On Fri, May 2, 2014 at 2:13 PM, Junio C Hamano <gits...@pobox.com> wrote:
> Your earlier long-hand, together with the two examples that pulls
> into the same "maint" branch Brian gave us, may give us a better
> starting points to think about a saner way.
> To me, the problem sounds like:
>     Tutorials of Git often says "use 'git pull' to catch up your
>     branch with your upstream work and then 'git push' back" (and
>     worse yet, 'git push' that does not fast-forward suggests doing
>     so), but 'git pull' that creates a merge in a wrong direction is
>     not the right thing for many people.

Yes, that's a good portion of the problem.

> And proposed solutions range from "let's write 'pull' off as a
> failed experiment" to "let's forbid any merge made by use of 'pull'
> by default, because it is likely that merge may be in reverse".

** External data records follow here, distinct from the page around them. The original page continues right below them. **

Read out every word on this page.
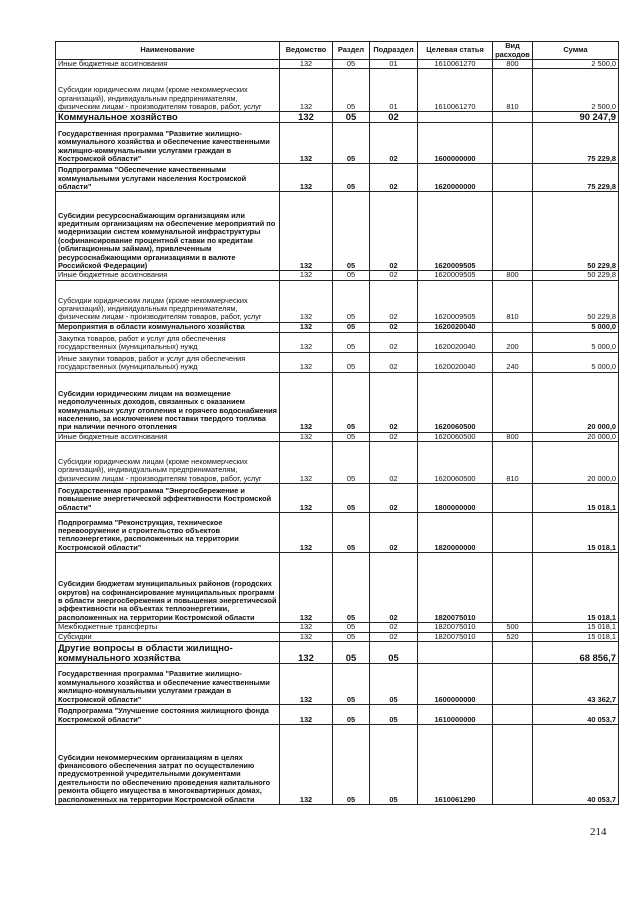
Наименование	Ведомство	Раздел	Подраздел	Целевая статья	Вид расходов	Сумма
Иные бюджетные ассигнования	132	05	01	1610061270	800	2 500,0
Субсидии юридическим лицам (кроме некоммерческих организаций), индивидуальным предпринимателям, физическим лицам - производителям товаров, работ, услуг	132	05	01	1610061270	810	2 500,0
Коммунальное хозяйство	132	05	02			90 247,9
Государственная программа "Развитие жилищно-коммунального хозяйства и обеспечение качественными жилищно-коммунальными услугами граждан в Костромской области"	132	05	02	1600000000		75 229,8
Подпрограмма "Обеспечение качественными коммунальными услугами населения Костромской области"	132	05	02	1620000000		75 229,8
Субсидии ресурсоснабжающим организациям или кредитным организациям на обеспечение мероприятий по модернизации систем коммунальной инфраструктуры (софинансирование процентной ставки по кредитам (облигационным займам), привлеченным ресурсоснабжающими организациями в валюте Российской Федерации)	132	05	02	1620009505		50 229,8
Иные бюджетные ассигнования	132	05	02	1620009505	800	50 229,8
Субсидии юридическим лицам (кроме некоммерческих организаций), индивидуальным предпринимателям, физическим лицам - производителям товаров, работ, услуг	132	05	02	1620009505	810	50 229,8
Мероприятия в области коммунального хозяйства	132	05	02	1620020040		5 000,0
Закупка товаров, работ и услуг для обеспечения государственных (муниципальных) нужд	132	05	02	1620020040	200	5 000,0
Иные закупки товаров, работ и услуг для обеспечения государственных (муниципальных) нужд	132	05	02	1620020040	240	5 000,0
Субсидии юридическим лицам на возмещение недополученных доходов, связанных с оказанием коммунальных услуг отопления и горячего водоснабжения населению, за исключением поставки твердого топлива при наличии печного отопления	132	05	02	1620060500		20 000,0
Иные бюджетные ассигнования	132	05	02	1620060500	800	20 000,0
Субсидии юридическим лицам (кроме некоммерческих организаций), индивидуальным предпринимателям, физическим лицам - производителям товаров, работ, услуг	132	05	02	1620060500	810	20 000,0
Государственная программа "Энергосбережение и повышение энергетической эффективности Костромской области"	132	05	02	1800000000		15 018,1
Подпрограмма "Реконструкция, техническое перевооружение и строительство объектов теплоэнергетики, расположенных на территории Костромской области"	132	05	02	1820000000		15 018,1
Субсидии бюджетам муниципальных районов (городских округов) на софинансирование муниципальных программ в области энергосбережения и повышения энергетической эффективности на объектах теплоэнергетики, расположенных на территории Костромской области	132	05	02	1820075010		15 018,1
Межбюджетные трансферты	132	05	02	1820075010	500	15 018,1
Субсидии	132	05	02	1820075010	520	15 018,1
Другие вопросы в области жилищно-коммунального хозяйства	132	05	05			68 856,7
Государственная программа "Развитие жилищно-коммунального хозяйства и обеспечение качественными жилищно-коммунальными услугами граждан в Костромской области"	132	05	05	1600000000		43 362,7
Подпрограмма "Улучшение состояния жилищного фонда Костромской области"	132	05	05	1610000000		40 053,7
Субсидии некоммерческим организациям в целях финансового обеспечения затрат по осуществлению предусмотренной учредительными документами деятельности по обеспечению проведения капитального ремонта общего имущества в многоквартирных домах, расположенных на территории Костромской области	132	05	05	1610061290		40 053,7
214
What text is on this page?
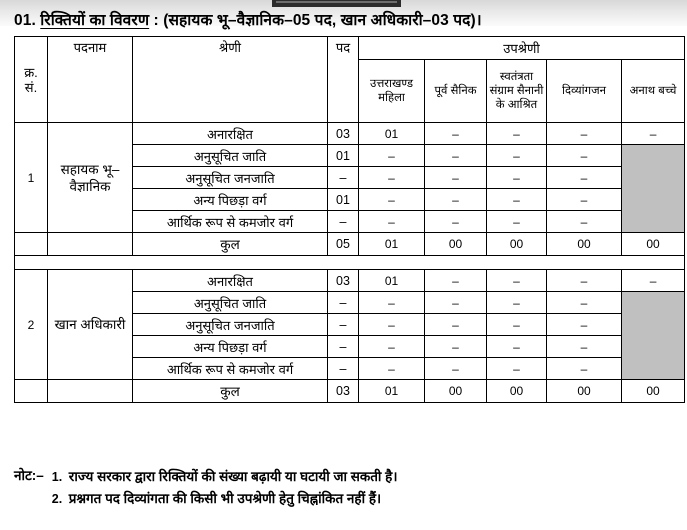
01. रिक्तियों का विवरण : (सहायक भू–वैज्ञानिक–05 पद, खान अधिकारी–03 पद)।
क्र.
सं.	पदनाम	श्रेणी	पद	उपश्रेणी				
				उत्तराखण्ड महिला	पूर्व सैनिक	स्वतंत्रता संग्राम सैनानी के आश्रित	दिव्यांगजन	अनाथ बच्चे
1	सहायक भू–वैज्ञानिक	अनारक्षित	03	01	–	–	–	–
		अनुसूचित जाति	01	–	–	–	–	
		अनुसूचित जनजाति	–	–	–	–	–	
		अन्य पिछड़ा वर्ग	01	–	–	–	–	
		आर्थिक रूप से कमजोर वर्ग	–	–	–	–	–	
		कुल	05	01	00	00	00	00

2	खान अधिकारी	अनारक्षित	03	01	–	–	–	–
		अनुसूचित जाति	–	–	–	–	–	
		अनुसूचित जनजाति	–	–	–	–	–	
		अन्य पिछड़ा वर्ग	–	–	–	–	–	
		आर्थिक रूप से कमजोर वर्ग	–	–	–	–	–	
		कुल	03	01	00	00	00	00
नोट:– 1. राज्य सरकार द्वारा रिक्तियों की संख्या बढ़ायी या घटायी ज‍ा सकती है।
2. प्रश्नगत पद दिव्यांगता की किसी भी उपश्रेणी हेतु चिह्नांकित नहीं हैं।
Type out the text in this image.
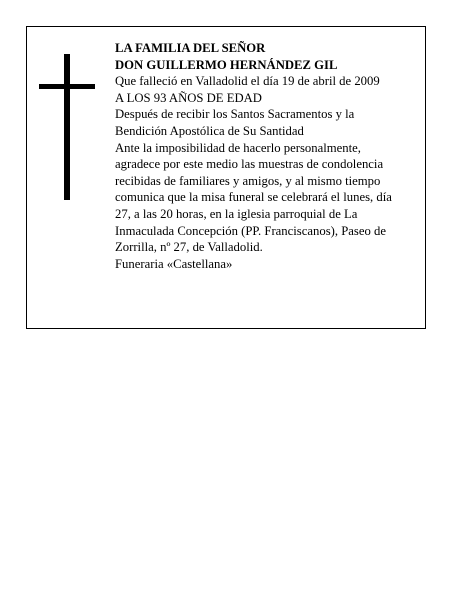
LA FAMILIA DEL SEÑOR
DON GUILLERMO HERNÁNDEZ GIL
Que falleció en Valladolid el día 19 de abril de 2009
A LOS 93 AÑOS DE EDAD
Después de recibir los Santos Sacramentos y la
Bendición Apostólica de Su Santidad
Ante la imposibilidad de hacerlo personalmente,
agradece por este medio las muestras de condolencia
recibidas de familiares y amigos, y al mismo tiempo
comunica que la misa funeral se celebrará el lunes, día
27, a las 20 horas, en la iglesia parroquial de La
Inmaculada Concepción (PP. Franciscanos), Paseo de
Zorrilla, nº 27, de Valladolid.
Funeraria «Castellana»
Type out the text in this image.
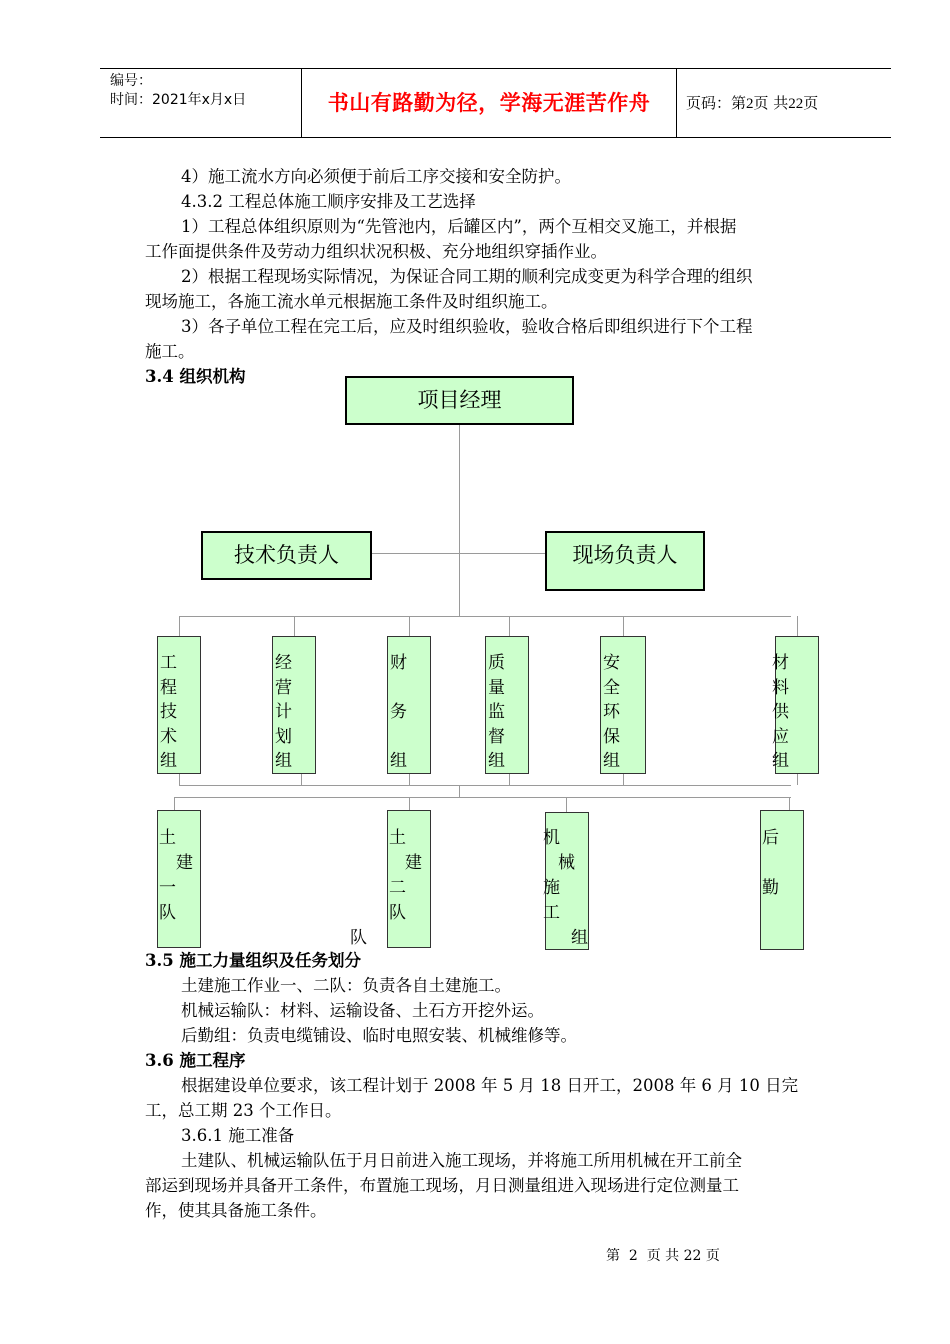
编号：
时间：2021年x月x日	书山有路勤为径，学海无涯苦作舟	页码：第2页 共22页
4）施工流水方向必须便于前后工序交接和安全防护。
4.3.2 工程总体施工顺序安排及工艺选择
1）工程总体组织原则为“先管池内，后罐区内”，两个互相交叉施工，并根据
工作面提供条件及劳动力组织状况积极、充分地组织穿插作业。
2）根据工程现场实际情况，为保证合同工期的顺利完成变更为科学合理的组织
现场施工，各施工流水单元根据施工条件及时组织施工。
3）各子单位工程在完工后，应及时组织验收，验收合格后即组织进行下个工程
施工。
3.4 组织机构
项目经理
技术负责人	现场负责人
工
程
技
术
组
经
营
计
划
组
财
务
组
质
量
监
督
组
安
全
环
保
组
材
料
供
应
组
土
建
一
队
土
建
二
队
队
机
械
施
工
组
后
勤
3.5 施工力量组织及任务划分
土建施工作业一、二队：负责各自土建施工。
机械运输队：材料、运输设备、土石方开挖外运。
后勤组：负责电缆铺设、临时电照安装、机械维修等。
3.6 施工程序
根据建设单位要求，该工程计划于 2008 年 5 月 18 日开工，2008 年 6 月 10 日完
工，总工期 23 个工作日。
3.6.1 施工准备
土建队、机械运输队伍于月日前进入施工现场，并将施工所用机械在开工前全
部运到现场并具备开工条件，布置施工现场，月日测量组进入现场进行定位测量工
作，使其具备施工条件。
第 2 页 共 22 页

FWIW, at my company, we took another approach.  We introduced a `git
ffwd` command that fetches from all remotes, and fast-forwards all
your local branches that are tracking a remote, and everyone on the
team uses it all the time.  It should be said this team also likes to
use Git bare-metal, because they like knowing how things work
out-of-the-box.  But they all use the command because it's so

I had started making a C version a while back, but never completed it.
 I could take a stab at doing so again, if there's interest.